Roger Boulter’s recent book draft (see www.boulter.co.nz for the full text) won a 2020 WSP Golden Foot Award. This post outlines some issues covered in the ninth of twelve chapters.

Technology fights back

Technological innovation may give great scope for public benefit, but this needs to be established, not assumed. Some of the more enthusiastic hype surrounding ‘autonomous vehicles’ may be unrealistic. Like the car when it first appeared, what seems wonderful when there are small numbers may not hold true for mass use (as any gridlocked car commuter can testify).

Particularly unrealistic is the idea of majorly reducing congestion and off-street parking through autonomous vehicles constantly circulating (they still take up space whether driving or parked); and the idea this may render public transport obsolete is particularly fanciful.

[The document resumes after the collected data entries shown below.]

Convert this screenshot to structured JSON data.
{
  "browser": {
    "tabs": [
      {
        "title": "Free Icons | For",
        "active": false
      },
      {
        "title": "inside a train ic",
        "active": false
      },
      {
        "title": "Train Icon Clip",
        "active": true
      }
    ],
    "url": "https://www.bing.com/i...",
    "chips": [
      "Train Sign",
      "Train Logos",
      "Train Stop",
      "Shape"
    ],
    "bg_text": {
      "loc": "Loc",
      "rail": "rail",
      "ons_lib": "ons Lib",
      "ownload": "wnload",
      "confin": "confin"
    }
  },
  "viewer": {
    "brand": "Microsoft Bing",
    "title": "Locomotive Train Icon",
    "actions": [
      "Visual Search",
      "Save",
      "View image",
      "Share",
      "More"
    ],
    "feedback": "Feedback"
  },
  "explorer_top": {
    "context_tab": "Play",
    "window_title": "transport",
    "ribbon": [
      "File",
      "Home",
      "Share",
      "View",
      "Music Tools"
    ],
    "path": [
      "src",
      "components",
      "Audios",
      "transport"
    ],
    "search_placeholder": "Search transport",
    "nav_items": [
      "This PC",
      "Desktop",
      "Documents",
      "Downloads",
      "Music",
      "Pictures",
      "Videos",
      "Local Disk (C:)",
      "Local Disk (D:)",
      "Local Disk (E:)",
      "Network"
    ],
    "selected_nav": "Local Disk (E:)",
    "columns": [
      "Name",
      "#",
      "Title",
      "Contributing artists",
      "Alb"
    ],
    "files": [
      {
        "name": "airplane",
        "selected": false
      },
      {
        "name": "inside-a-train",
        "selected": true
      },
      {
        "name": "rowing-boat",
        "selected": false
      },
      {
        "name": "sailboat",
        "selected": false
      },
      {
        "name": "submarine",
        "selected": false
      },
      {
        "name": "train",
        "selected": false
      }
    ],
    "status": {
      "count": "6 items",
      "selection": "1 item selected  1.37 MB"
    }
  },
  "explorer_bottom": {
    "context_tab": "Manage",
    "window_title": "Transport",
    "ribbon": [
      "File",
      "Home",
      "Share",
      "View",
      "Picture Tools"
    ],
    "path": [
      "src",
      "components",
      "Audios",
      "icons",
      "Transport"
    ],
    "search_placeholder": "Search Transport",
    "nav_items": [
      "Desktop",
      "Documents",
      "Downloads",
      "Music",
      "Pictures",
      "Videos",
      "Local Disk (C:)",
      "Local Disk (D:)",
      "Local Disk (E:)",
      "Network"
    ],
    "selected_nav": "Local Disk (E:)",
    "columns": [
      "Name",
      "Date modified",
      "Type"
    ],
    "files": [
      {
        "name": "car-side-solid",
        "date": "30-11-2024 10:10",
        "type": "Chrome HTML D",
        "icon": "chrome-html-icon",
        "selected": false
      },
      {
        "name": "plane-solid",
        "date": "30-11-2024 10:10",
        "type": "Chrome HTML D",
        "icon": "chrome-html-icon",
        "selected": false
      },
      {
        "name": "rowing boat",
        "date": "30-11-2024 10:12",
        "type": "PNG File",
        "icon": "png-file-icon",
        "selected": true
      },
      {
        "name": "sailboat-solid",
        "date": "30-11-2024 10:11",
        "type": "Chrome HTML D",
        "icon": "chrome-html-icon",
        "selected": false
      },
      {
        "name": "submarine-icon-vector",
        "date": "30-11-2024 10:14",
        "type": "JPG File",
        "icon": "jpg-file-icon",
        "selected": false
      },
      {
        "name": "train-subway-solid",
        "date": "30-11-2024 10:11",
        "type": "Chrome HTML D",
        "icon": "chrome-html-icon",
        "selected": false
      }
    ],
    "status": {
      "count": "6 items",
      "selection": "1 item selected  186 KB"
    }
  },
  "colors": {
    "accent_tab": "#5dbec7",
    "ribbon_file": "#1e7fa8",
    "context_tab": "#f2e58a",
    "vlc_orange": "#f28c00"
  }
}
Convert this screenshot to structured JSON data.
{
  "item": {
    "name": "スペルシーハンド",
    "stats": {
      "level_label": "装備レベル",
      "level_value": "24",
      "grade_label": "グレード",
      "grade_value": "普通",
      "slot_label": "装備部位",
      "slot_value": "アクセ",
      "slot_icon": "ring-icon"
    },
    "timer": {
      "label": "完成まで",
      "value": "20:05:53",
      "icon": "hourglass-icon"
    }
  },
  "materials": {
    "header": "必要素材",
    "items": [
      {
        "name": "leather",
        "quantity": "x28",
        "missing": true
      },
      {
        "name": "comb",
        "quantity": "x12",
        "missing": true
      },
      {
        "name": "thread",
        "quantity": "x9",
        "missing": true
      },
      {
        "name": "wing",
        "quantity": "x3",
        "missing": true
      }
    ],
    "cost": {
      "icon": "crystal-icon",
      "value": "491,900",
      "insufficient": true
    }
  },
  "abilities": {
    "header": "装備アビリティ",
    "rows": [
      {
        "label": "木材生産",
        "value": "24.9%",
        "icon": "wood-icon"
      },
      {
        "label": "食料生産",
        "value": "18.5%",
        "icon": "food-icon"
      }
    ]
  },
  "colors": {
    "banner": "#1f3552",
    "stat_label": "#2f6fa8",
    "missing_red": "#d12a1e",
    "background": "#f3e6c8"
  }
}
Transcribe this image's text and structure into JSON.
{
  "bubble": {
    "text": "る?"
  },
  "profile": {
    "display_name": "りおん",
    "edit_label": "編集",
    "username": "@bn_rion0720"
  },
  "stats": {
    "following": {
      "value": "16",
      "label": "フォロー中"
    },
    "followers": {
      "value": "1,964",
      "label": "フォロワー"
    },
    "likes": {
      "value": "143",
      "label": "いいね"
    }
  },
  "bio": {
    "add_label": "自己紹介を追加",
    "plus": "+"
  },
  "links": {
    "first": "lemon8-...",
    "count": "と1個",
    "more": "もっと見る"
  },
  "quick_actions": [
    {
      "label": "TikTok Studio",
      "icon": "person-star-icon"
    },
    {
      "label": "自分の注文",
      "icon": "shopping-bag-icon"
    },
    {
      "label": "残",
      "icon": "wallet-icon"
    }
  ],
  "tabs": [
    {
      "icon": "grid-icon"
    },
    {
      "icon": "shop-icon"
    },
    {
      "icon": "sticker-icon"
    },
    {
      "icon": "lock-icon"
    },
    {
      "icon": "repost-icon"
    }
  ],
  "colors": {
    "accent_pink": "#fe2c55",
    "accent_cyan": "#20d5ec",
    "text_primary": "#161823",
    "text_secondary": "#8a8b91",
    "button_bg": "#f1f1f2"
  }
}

Buses or trains (which, after all, are a form of the newly-coined ‘Mobility As A Service’) with large numbers of occupants will be more space-efficient than cars, autonomous or not. But often overlooked is that effects on walking and cycling may be very significant, and negative. Bearing in mind the crucial human-scale and face-to-face nature of the latter (especially walking), which should merit their having priority in transport planning, this may render the technological innovation not worth the cost.

It is said that autonomous vehicles would be programmed to stop whenever someone steps into their path. That would effectively turn all roadways into zebra crossings, and would not be tolerated since gridlock would result. The response then would be to restrict pedestrians to identified crossing points, markedly reducing walking’s attractiveness, which depends crucially on the freedom of movement it confers.

‘Technical glitches’ must be allowed for. Although their advocates claim that autonomous vehicles would ‘eliminate’ crash risk through eliminating human error, machines do go wrong (possibly at least as often as human beings make errors). Darker possibilities also emerge in debate as to where priority lies when autonomous vehicle occupants and those outside the vehicle ‘cannot both be saved’ in an impending crash.

Cyclists, being smaller than cars, may not be easily detected, especially where they are not positioned centrally in a traffic stream. To survive among autonomous vehicles they may need to either be on separate paths or cycle ‘vehicularly’ (i.e. ‘behave like a car’). Both these may constrain cyclists’ freedom of movement.

‘Low-powered vehicles’ (e.g. e-scooters and the like) are sometimes seen as a ‘green’ substitute for conventional motor vehicles. Such data as does exist seems to show that some people travel by e-scooters instead of walking. The assumption that these devices will use footpaths, rather than roadways, will also inevitably deter some people from walking, besides their potential to threaten pedestrian safety.

New technology, like any innovation, must be made to ‘earn its keep’ under proper and realistic scrutiny. An important factor in this should be its likely effects on the majorly beneficial walking and cycling.